The Price of Silence: A Mom's Perspective on Mental Illness
“The Price of Silence is a concise, heartfelt addition to books about mental illness.”
Liza Long’s The Price of Silence is the direct result of an anonymous blog post that went viral shortly after the Newtown shooting where “twenty-year-old Adam Lanza shot his mother, then went to Sandy Hook Elementary School and killed twenty first graders, six educators, and himself.”
At the request of an editor friend, the essay, about her son who suffers from mental illness, was republished using her real name and given the new title: “I Am Adam Lanza’s Mother.” In 750 words Liza Long beautifully articulated her private despair and frustration while helping give voice to the parents of four million children and adolescents in the US who suffer from mental illness and struggle to find care for their ill children.

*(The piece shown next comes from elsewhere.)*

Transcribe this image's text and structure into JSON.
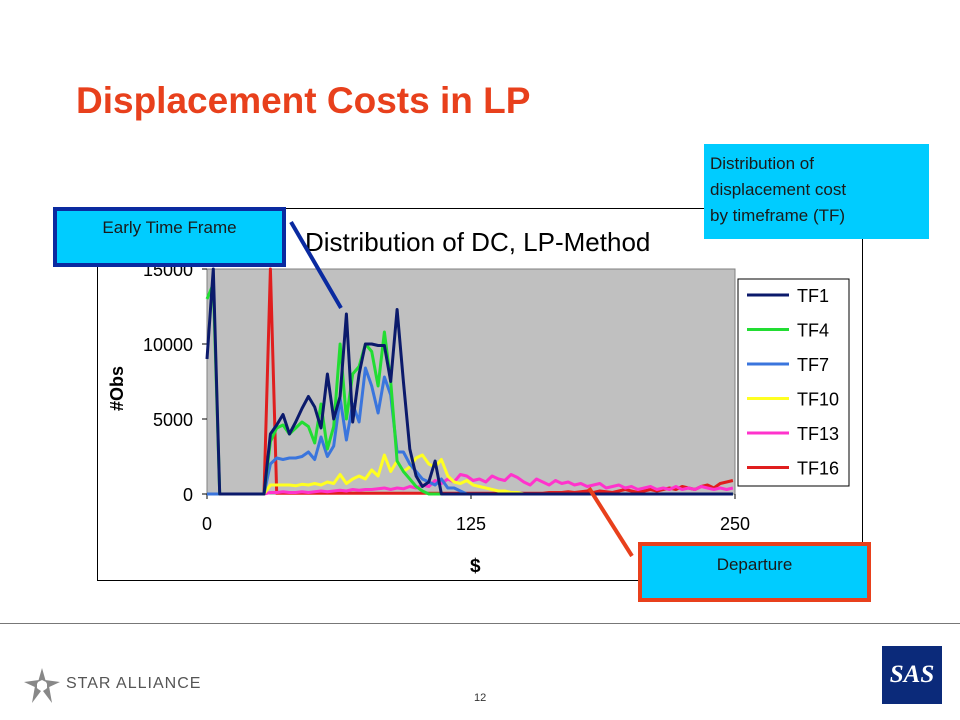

Long states that she wrote The Price of Silence for two audiences: families like hers who live in the trenches with mental illness, and pretty much the rest of the population who do not know that “one in five children in the United States will suffer from a serious and debilitating mental disorder, an audience that believes mental illness is something that we still shouldn’t talk about except behind closed doors in private rooms, an audience that is convinced that the sometimes maladaptive behaviors of mental illness are a ‘choice.’”
One of the hardest things for families of children with mental illness is the societal/self-inflicted isolation. The despair of failing your own child and the misplaced burden of culpability are major contributing factors to this isolation.
“‘It was our fault,’” is what every parent wrestles with when struggling to accept their child’s mental illness. And these feelings of guilt are reinforced over and over—not just by society, but often by the very people who are supposed to help: mental health care providers who should know better.
Long states: “When my painful story went public, I thought I was the only mother in America who felt the way I did.”
She wasn’t. One out of four families has a first degree relative suffering from a mental illness.
In The Price of Silence Liza Long integrates snapshots of her life with her mentally ill son with a well-researched overview of facts. These facts, along with interviews with other family caregivers, lay out the reality of the dismal state of the present mental health care system and the effects of stigma that are so ingrained in our culture. The frustration of families and what they must face when attempting to get help for their ill loved ones dominates every page.
In the chapter “Crime and Punishment” Long does an excellent job discussing the criminalization of our ill children and the cost to society both emotionally and financially. Anyone who has tried to navigate the mental health care system knows that the justice system is both an obstacle and an avenue to treatment for the mentally ill. The justice system has “become the institution of choice to treat children with mental illness.”
“Getting our children who have mental illness out of jail and into treatment helps restore our faith in the basic foundational American principles all children learn and want to believe can be theirs: life, liberty, and pursuit of happiness.”
Throughout the book she cites many examples of what doesn’t work and alternative effective treatments. Funding and lack of access to effective treatments are not the biggest barriers. The biggest barriers are stigma and fear.
Nothing will change “until we can talk about mental illness—until we overcome stigma and fear—we will continue the destructive and painful cycle of prison, substance abuse, and unpredictable (but all too predictable) violence, as families and children suffer in shame and silence.”
The Price of Silence is a concise, heartfelt addition to books about mental illness, and is a must read for parents, mental health care providers, politicians, educators, and those in law enforcement.
How nice it would be if Long’s second audience—those who do not know or frankly care that much about mental illness—would find this book. Unfortunately, like many similar books that tackle this subject, finding that first audience is relatively easy, but engaging those who just don’t get it is and remains the problem. Hopefully this book will go as “viral” as Long’s “I Am Adam Lanza’s Mother.”